А тетя не испугалась. Многие тогда отказывались от родственников и поближе, чем племянники. Началась война, и она увезла Анатолия в Омск, куда эвакуировали Наркомзем, в котором она работала. В конце 1941-го тетю вызвали в НКВД. Не пишу «неожиданно». Вызов туда всегда был неожиданным и потому непредсказуемым. Что на сей раз? Тетя на всякий случай сложила все необходимое в чемоданчик. Тихо попрощалась с племянником. И он в свои восемь лет уже понимал, что НКВД — это очень серьезно, тогда уроки жизни осваивались на ходу и в раннем возрасте. А за тетей, рассказывает Анатолий Яковлевич, приехала машина.
Вернулась счастливая: ее сестру Полину Серебрянскую, маму Анатолия, опытнейшую разведчицу-нелегала, работавшую в ссылке на лесоповале, освободили, как и Якова Серебрянского. 9 августа 1941-го Полина Натановна и Яков Исаакович были амнистированы. Вскоре мама появилась в доме на окраине Омска.

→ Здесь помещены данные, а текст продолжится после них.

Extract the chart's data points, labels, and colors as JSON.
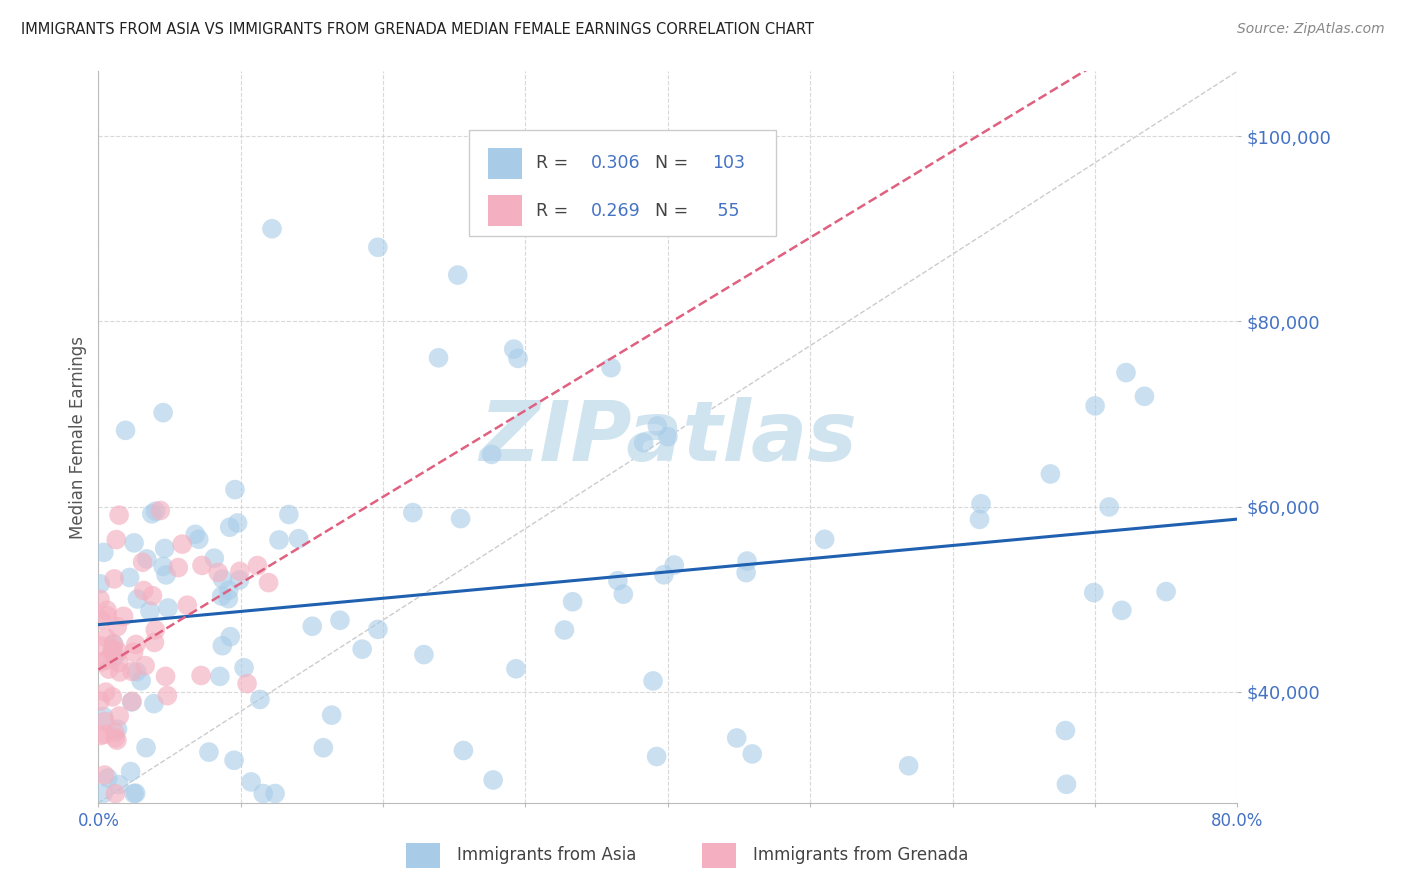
{
  "title": "IMMIGRANTS FROM ASIA VS IMMIGRANTS FROM GRENADA MEDIAN FEMALE EARNINGS CORRELATION CHART",
  "source": "Source: ZipAtlas.com",
  "ylabel": "Median Female Earnings",
  "xlim": [
    0.0,
    0.8
  ],
  "ylim": [
    28000,
    107000
  ],
  "yticks": [
    40000,
    60000,
    80000,
    100000
  ],
  "ytick_labels": [
    "$40,000",
    "$60,000",
    "$80,000",
    "$100,000"
  ],
  "legend_R_asia": "0.306",
  "legend_N_asia": "103",
  "legend_R_grenada": "0.269",
  "legend_N_grenada": "55",
  "asia_color": "#a8cce8",
  "grenada_color": "#f4b0c0",
  "line_asia_color": "#2060b0",
  "line_grenada_color": "#e06080",
  "watermark": "ZIPatlas",
  "watermark_color": "#d0e4f0",
  "background_color": "#ffffff",
  "grid_color": "#d0d0d0",
  "title_color": "#222222",
  "axis_label_color": "#555555",
  "tick_label_color": "#4472c4",
  "source_color": "#888888",
  "legend_label_color": "#4472c4"
}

В конце 1941 года отец выхлопотал разрешение, и семья отправилась в Москву. Только так: без подписанного на высшем уровне документа возвращение из эвакуации было невозможно. И высокий улыбающийся человек в кожаном пальто, в кепке — это зимой — подхватил сына на руки на вокзале. Толя обнял отца. Наконец-то папина командировка закончилась.